Saturday, January 25, 2020

Class Warfare

Movie: Parasite

If you're a movie lover, by now you've either heard about or seen Bong Joon-ho's masterpiece, Parasite. The film lives up to the hype: it is funny, shocking, devastating, and thrilling. When I first saw the poster and title, I assumed it was a straight-up horror film. However, Parasite is more of a social horror film: it is a film about the lengths desperate people will go to take care of their needs.

The movie opens on the Kim family: father Ki-taek (Song Kang-ho, a regular in Bong Joon-ho's movies), mother Chung-sook (Chang Hyae-jin), daughter Ki-jeong (Park So-dam), and son Ki-woo (Choi Woo-shik). The family lives in a semi-basement in the poor part of town. They struggle to find work, resorting to doing menial tasks like folding pizza boxes to earn just enough to get through each day. However, they are clever and resourceful. When Min-hyuk, Ki-woo's friend who attends college, says he will recommend Ki-woo as an English tutor for the daughter of a rich family he knows, things start looking up for the Kim family.

Ki-woo shows up at the Park family's enormous, modern home and is shocked by their lifestyle. Mom Yeon-gyo (Cho Yeo-jeong) is a "simple" woman: a stay-at-home wife who is very naive. She is impressed with how confident Ki-woo is when he tutors her daughter, Da-hye (Jeong Ji-su) and confides in him that she believes her young son,  Da-song (Jung Hyeon-jun), might be an artistic genius. It just so happens that Ki-woo knows a very talented--and very expensive--art teacher (his sister, though he doesn't tell Mrs. Park this).

After Ki-woo and Ki-jeong have infiltrated the Park family, Dad is next. The Kim family hatches a plan to get Mr. Park's (Lee Sun-kyun) chauffeur fired and then "recommend" Mr. Kim, all the while not letting the Park family see that the whole Kim family is becoming employed by them. The most dangerous and crafty move is getting the Park's loyal housekeeper fired and Mrs. Kim hired in her place. But once they accomplish this, the entire Kim family is living the high life as well-paid employees of the wealthy Park family. Hence the title.

Of course, things don't go as planned. A huge surprise is in store for both the Kims and the audience partway through the movie that makes the game they've decided to play extremely dangerous. And the movie fires on all cylinders from the moment the twist occurs until the end of the film. It's a nail-biting rollercoaster ride where you don't really know who to root for. I would say that, overall, Bong Joon-ho encourages the audience to empathize with the Kim family. They are the center of the story and not only are they poor at the start of the movie, they face additional losses throughout. But the director is careful to acknowledge that in their quest to scam the Park family, they end up hurting others who are suffering worse than themselves.

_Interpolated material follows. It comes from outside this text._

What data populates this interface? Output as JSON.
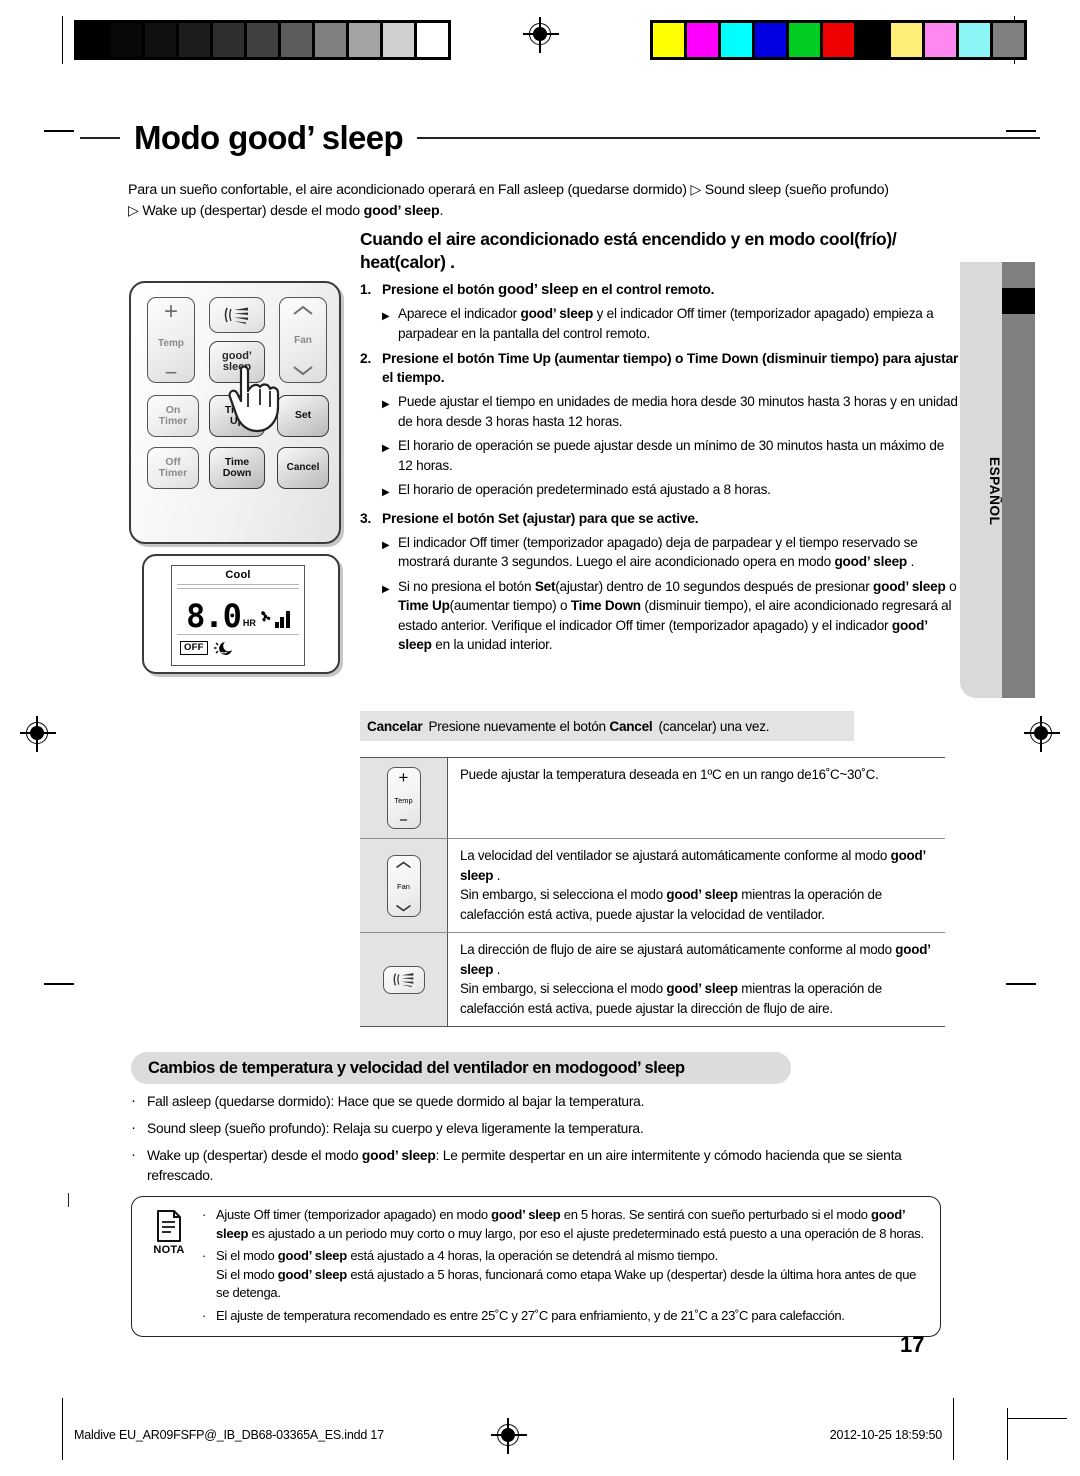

Bong Joon-ho also directed 2013's Snowpiercer, another class warfare fable. But unlike Snowpiercer, Parasite is more subtle (and more realistic, seeing as it's set in reality and not on a train that houses all of humanity and travels endlessly around the frozen planet). The concepts remain the same: rich people just have so much. So much stuff, so much space, so much food, so much help. Whereas poor people literally have to beg, borrow, and steal to survive. But this is a systemic problem and individuals, while they may not be innocent, are certainly not 100% to blame. The Park family isn't doing anything *wrong* by being rich and, in fact, the film suggests that Mrs. Park in particular tries to be very generous. And they are taken advantage of, fooled, and tricked into letting their "help" go and hiring (unbeknownst to them) a whole family. And then, of course, there's the help--the chauffeur and housekeeper--who did nothing wrong except stand in the way of the Kim's ambitions.

So Parasite is one of those juicy films where, depending on how you look at it, there either are no bad guys or everyone is a bad guy in one way or another. Parasite will have you on the edge of your seat for the entirety of the film and be thinking about it long after you leave the theatre.